Over time, she integrated music, art, writing, movement, song and storytelling into her therapeutic practice. She wrote The Creative Connection: Expressive Arts as Healing (Rogers 1993) where she explores the way that art, movement and meditation can be used to foster emotional healing, resolve inner conflict and journey into the inner realms of the psyche. Of expressive arts, she said “we express inner feelings by creating outer forms”. Art is a potent media to explore and accept unknown aspects of ourselves. The foundation of person-centred work, developed by Carl Rogers is that every person has the resources within themselves and a desire for healing and growth. Creativity is a doorway to achieving that potential.

She wrote a second book about using expressive arts in groups; The Creative Connection: Expressive Arts for Groups (Rogers 2011). Here, she explores stages of group development as well as the processes for use in groups and with people of different cultural backgrounds, life stages and shared concerns. She explains that fostering creativity within yourself and others revitalises the ability to ‘feel, express and act constructively’.

She offers some useful guidelines for the delivery of person-centred expressive arts. These may serve as a way of explaining the process of art therapy.

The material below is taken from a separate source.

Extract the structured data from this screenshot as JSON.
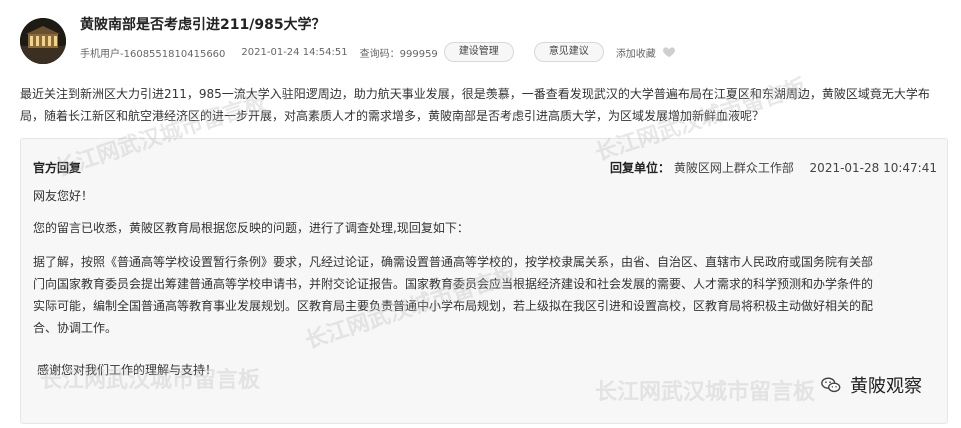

  • Become aware of your feelings as they are your source for creative expression. Tuning into your emotions and bodily sensations will assist you to express yourself creatively. You can express anger, sadness, joy and confusion with paint, clay and words.
  • There is no right or wrong way to do art. We create art to discover our inner essence. Art therapy is concerned with the process and the experience rather than creating a perfect product. We encourage playfulness, messiness and imagination.
  • Take care of yourself and your body. If you are moving around or simply working in one place. Take care to ensure that you are safe and comfortable.
  • These experiences may stir up many feelings. You may need to cry or let out a sound or express your emotions in the art and you are encouraged to do so.

In art therapy, with individuals and in groups, we do not interpret another’s art, but rather we assist you find your own meaning. Being person-centred means creating a safe non-judgemental space and becoming fully open to the art maker’s experience and understanding of the art piece. We use open-ended questions to help you explore and deepen your experience. “What was it like for you?”, “How do you relate to this art?” or “What do you feel when you look at this art?” A person’s art may include symbols, marks and colours that evoke emotions, memories and story.

If we give our views or interpretations, we are projecting our ideas, our life experience and perceptions onto your art. Many of us experienced teachers and parents who were critical of our creativity. Natalie Rogers held the view that society “squeezed the tasty juice of creativity out of most if its citizens.” Expressive arts can help you experience yourself in kinaesthetic, symbolic, mythological and spiritual ways to bring the unconscious or unknown into awareness and therefore greater understanding.